Freddie Mac’s latest mortgage rate survey showed the traditional 30-year fixed-rate loan averaged 3.75 percent last week, down from 3.78 percent last week. It was the fifth straight week of record lows.
Even more eye-catching in Thursday’s survey was the average for a 15-year fixed loan — 2.97 percent, down from 3.04 percent a week ago. It was the first sub-3 percent reading in the nearly 21 years that Freddie has tracked the 15-year loan.
With housing markets still troubled, the rates are mainly benefiting refinancers whose luck or self-discipline has left them with significant home equity. Purchase lending remains sluggish: The Mortgage Bankers Association says that fewer than a quarter of mortgages these days are used to buy homes.

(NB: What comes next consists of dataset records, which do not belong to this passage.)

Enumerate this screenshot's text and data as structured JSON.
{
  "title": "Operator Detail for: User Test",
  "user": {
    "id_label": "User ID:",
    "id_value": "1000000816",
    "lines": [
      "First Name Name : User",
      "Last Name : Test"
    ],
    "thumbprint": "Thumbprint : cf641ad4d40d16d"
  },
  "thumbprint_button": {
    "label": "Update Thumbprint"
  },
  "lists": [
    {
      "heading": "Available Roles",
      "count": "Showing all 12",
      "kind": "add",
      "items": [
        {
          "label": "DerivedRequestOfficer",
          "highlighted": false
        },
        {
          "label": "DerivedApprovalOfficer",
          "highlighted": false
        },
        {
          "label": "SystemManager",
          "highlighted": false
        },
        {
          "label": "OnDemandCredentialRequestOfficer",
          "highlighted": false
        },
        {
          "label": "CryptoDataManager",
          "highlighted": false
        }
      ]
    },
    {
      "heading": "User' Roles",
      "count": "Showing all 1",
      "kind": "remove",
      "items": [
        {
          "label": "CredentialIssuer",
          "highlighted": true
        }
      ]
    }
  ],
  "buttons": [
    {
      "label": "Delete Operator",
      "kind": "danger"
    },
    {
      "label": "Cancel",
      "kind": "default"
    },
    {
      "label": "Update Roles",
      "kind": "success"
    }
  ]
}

But the latest surge in refinancings caused the trade group last week to boost its projection for mortgage volume this year by nearly $200 billion, to $1.28 trillion.
People refinancing mortgages often debate the merits of 15-year or 20-year loans that may hasten their payoff date but require bigger payments than a 30-year mortgage. At the rates quoted this week by Freddie Mac, the monthly principal and interest payment on a 30-year fixed loan of $315,000 would be $1,458.81, compared with $2,170.79 for a 15-year loan.
During the housing boom, few refinancers even considered shorter-term mortgages, which made up just 10 percent of all refis in 2006. To the regret of many, they instead extracted as much bubble-era equity as they could by taking on larger mortgages with long repayment times, and often with risky characteristics.
“People were getting 30-year interest-only loans, and they were pulling out all the cash they could,” says Richard T. Cirelli, president of RTC Mortgage Corp., a Laguna Beach, Calif., loan brokerage.
“Now it’s just the opposite—they want shorter-term loans, and they’re strategizing to get the mortgage payoff to coincide with their retirement,” Cirelli says. “We’re seeing 20-year loans, 15-year loans and even quite a few 10-year loans.”
Instead of cash-out loans, some borrowers are even putting cash in when they refinance, he said — for example, to get their balances down to $417,000 for a one-unit property, the maximum amount at which the lowest interest rates are available.
Also contributing to the trend: recent changes in the Obama administration’s Home Affordable Refinance Program, which cut the fees for certain borrowers getting new loans if they reduce the term of the mortgage to less than 30 years.
By Freddie Mac’s count, 31 percent of the refinancers in the first quarter of this year opted for shorter-term loans.
That is the largest percentage since 2002, when the typical rate for a 15-year home loan ratcheted down over the course of the year from about 6.5 percent to less than 5.5 percent. About 35 percent of refinancing homeowners chose shorter-term loans that year, saving themselves about half a percentage point in interest compared with a 30-year loan, Freddie Mac economist Frank Nothaft says.
The type of borrower in both cases was the same, according to Nothaft—people in their 40s and 50s whose incomes had risen enough that they could afford hundreds of dollars more each month to pay off more principal.
“It costs them more, but they’re looking to own their homes free and clear when they retire,” Nothaft says.
The Freddie Mac surveys assume that borrowers pay about 0.75 percent of the loan amount to the lender in upfront fees and discount points. Solid borrowers who shop around often find slightly better rates, and homeowners also can lower the rate by paying additional discount points.
The survey does not include third-party costs such as appraisals and title insurance.
Mortgage rates tend to rise and fall along with the yield, or effective interest rate, on U.S. government debt. The 10-year Treasury note serves as a benchmark for fixed-rate loans.
Five years ago, in June 2007, the average yield on the 10-year Treasury was above 5 percent, and late last June it exceeded 3 percent. The yield fell to 1.58 percent on Thursday, as investors troubled by the threat of defaults in European countries crowded into the perceived safety of U.S. government bonds.
“It would have been hard to find economists at the beginning of this year who thought we’d see this kind of decline in rates,” Nothaft says. “I certainly did not.”